27 Mar Futur relèvement des seuils d’audit légal ? « Rien n’est acté », selon Bercy
La profession du chiffre est en effervescence depuis quelques jours. Les seuils de désignation obligatoire des commissaires aux comptes (Cac) dans les sociétés commerciales seraient de nouveau sur la sellette. Dans un courrier à la profession daté de vendredi dernier, la Compagnie nationale des commissaires aux comptes (CNCC) affirme que le ministère de l’économie et des finances « examine la possibilité » d’un relèvement des seuils dans le cadre du projet de loi de simplification qui sera présenté cet été.
Cette nouvelle intervient quelques semaines seulement après la publication du décret du 28 février 2024 qui a fait passer le seuil de total de bilan de 4 à 5 millions d’euros, et le seuil de chiffre d’affaires de 8 à 10 millions d’euros (le seuil de 50 salariés est inchangé).
Selon la CNCC, Bercy « souhaiterait opter » pour un nouveau relèvement à 7,5 millions d’euros de total de bilan et 15 millions d’euros de chiffre d’affaires. Soit les limites maximales autorisées par les textes européens. Ces seuils s’aligneraient ainsi sur les seuils des petites entreprises en matière comptable (présentation, publication) ainsi que sur les seuils de l’obligation de reporting de durabilité (voir notre article).
« Nous avions obtenu que cette option soit écartée dans le cadre de la transposition de l’acte délégué sur les effets de l’inflation en Europe », déplore Yannick Ollivier, président de la Compagnie nationale des commissaires aux comptes. « Le simple fait de remettre ce sujet à l’ordre du jour, quelques semaines seulement après le décret du 28 février, est incompréhensible ».

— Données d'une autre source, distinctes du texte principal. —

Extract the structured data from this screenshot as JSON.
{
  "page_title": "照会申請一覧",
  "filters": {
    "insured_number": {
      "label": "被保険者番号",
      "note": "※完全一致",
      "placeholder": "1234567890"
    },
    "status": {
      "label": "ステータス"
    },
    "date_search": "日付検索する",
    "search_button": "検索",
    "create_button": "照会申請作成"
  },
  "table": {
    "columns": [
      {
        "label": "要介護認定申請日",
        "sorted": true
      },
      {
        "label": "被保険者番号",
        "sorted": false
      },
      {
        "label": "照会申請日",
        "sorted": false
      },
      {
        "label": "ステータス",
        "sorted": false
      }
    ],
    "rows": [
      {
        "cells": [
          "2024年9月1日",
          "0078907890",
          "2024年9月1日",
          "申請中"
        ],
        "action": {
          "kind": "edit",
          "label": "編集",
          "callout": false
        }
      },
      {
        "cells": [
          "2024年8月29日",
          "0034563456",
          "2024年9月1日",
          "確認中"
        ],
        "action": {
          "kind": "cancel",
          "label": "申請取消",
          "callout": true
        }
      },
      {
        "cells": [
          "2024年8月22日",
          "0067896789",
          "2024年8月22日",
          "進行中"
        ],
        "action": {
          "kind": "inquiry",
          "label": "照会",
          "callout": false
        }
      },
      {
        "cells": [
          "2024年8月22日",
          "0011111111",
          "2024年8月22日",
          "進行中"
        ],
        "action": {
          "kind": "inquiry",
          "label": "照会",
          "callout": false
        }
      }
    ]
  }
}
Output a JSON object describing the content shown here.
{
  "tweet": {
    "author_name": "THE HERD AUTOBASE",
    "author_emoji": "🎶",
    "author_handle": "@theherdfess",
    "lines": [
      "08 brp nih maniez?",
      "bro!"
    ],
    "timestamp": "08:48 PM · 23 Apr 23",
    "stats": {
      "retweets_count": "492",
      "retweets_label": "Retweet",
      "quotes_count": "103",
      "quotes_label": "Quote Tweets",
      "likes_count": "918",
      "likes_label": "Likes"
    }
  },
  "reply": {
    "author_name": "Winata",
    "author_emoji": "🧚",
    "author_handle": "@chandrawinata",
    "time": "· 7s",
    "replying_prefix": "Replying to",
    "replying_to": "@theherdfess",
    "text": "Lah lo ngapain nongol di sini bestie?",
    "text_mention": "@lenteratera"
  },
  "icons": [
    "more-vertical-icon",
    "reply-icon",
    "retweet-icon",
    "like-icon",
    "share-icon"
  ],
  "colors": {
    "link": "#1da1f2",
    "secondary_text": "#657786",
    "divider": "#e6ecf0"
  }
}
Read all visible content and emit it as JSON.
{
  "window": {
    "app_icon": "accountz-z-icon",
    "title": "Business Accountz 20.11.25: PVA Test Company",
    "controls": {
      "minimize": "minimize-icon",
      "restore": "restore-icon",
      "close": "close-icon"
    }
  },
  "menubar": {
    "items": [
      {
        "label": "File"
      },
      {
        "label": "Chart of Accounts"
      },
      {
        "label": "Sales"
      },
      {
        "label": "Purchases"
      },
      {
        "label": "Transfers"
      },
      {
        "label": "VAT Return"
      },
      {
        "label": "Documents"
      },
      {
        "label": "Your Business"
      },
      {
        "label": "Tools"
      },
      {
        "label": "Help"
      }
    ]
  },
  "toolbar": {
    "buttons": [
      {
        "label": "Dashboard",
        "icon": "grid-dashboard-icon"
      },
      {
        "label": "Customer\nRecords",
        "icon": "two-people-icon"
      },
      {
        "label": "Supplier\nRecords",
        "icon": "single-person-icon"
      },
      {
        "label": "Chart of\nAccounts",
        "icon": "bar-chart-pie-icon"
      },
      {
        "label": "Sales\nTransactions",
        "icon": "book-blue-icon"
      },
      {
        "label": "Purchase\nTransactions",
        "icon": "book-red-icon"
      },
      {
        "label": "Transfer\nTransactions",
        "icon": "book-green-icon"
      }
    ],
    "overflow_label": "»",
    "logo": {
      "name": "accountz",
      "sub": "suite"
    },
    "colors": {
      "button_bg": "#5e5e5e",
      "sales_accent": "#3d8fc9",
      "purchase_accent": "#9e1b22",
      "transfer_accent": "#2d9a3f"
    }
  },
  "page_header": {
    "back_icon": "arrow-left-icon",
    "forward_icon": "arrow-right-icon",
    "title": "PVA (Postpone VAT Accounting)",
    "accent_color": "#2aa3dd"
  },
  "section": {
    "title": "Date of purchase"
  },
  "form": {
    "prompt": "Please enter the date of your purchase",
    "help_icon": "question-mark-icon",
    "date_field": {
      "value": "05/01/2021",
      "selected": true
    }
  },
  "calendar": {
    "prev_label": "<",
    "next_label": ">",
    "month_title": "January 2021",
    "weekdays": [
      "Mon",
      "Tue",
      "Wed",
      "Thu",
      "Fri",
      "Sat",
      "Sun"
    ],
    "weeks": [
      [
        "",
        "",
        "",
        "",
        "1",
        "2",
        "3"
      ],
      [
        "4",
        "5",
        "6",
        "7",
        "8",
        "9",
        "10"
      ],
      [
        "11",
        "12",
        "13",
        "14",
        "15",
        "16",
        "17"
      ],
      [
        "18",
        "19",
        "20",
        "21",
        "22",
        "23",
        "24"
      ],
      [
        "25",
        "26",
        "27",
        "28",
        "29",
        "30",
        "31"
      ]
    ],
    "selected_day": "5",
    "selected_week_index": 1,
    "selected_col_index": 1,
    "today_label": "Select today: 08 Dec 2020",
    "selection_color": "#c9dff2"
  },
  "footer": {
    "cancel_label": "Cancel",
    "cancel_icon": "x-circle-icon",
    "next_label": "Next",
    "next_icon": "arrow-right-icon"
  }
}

Selon l’élu, « le relèvement envisagé ne constitue ni une mesure de simplification, ni une mesure d’économie pour les entreprises. Une fausse mesure de simplification, parce que la présence d’un commissaire aux comptes auprès des petites entreprises ne représente, en aucun cas, un élément de complexité, bien au contraire. (…) Une fausse mesure d’économie, puisque qu’elle ne permettrait pas d’alléger les dépenses de l’Etat, et parce que cela reviendrait à affaiblir la crédibilité financière des entreprises vis-à-vis des financeurs, privés ou publics (…) ».
Cette restriction du périmètre de l’audit légal aurait des conséquences « désastreuses » pour la profession, estime Yannick Ollivier. Ce possible relèvement des seuils d’audit légal « impliquerait une remise en cause profonde de l’exercice libéral et une dynamique de concentration dangereuse, alors même que la diversité d’exercice qui caractérise le secteur de l’audit en France constitue une de ses grandes forces et un pilier de sa qualité ».
D’autres voix se sont élevées contre ce potentiel projet gouvernemental. Cécile de Saint Michel, présidente du Conseil national de l’ordre des experts-comptables, estime qu’un tel relèvement des seuils « serait fatal pour l’exercice libéral ». « C’est inacceptable ! », déclare-t-elle dans un communiqué du 22 mars. « Ce rehaussement des seuils menace non seulement l’existence même des libéraux et de leurs cabinets mais risque aussi d’entraîner une concentration du marché audit au sein des superstructures. C’est cette diversité qui fait pourtant notre force, nous devons la préserver à tout prix ».
Du côté des syndicats patronaux, ECF dénonce un « acharnement politique totalement injuste » et craint un accès des futurs et jeunes diplômés au métier de Cac uniquement par les gros cabinets et « grands réseaux anglo-saxons ». L’Ifec indique que « la mesure ne servirait à rien en termes de simplification et de coût pour les entreprises (moins de 7 200 € en moyenne par entreprise concernée) ». Le mouvement Ensemble pour agir a également réagi. Et certains cabinets ont fait entendre leur voix, comme le président du groupement Audecia qui décrit une « initiative incohérente ».
A Bercy, on temporise. « Tout est à l’étude, dont la question des seuils de désignation des CAC. A ce stade, rien n’est acté », nous répond le cabinet de Bruno Le Maire, ministre de l’économie, des finances et de la souveraineté industrielle et numérique. Contacté, le ministère de la justice n’a pas encore répondu.
Le président de la CNCC indique qu’il va rencontrer les cabinets du Premier ministre, du ministre de la justice et du ministre de l’économie et des finances « pour porter [son] message » et ne pas subir un second relèvement de seuils d’audit légal en un an.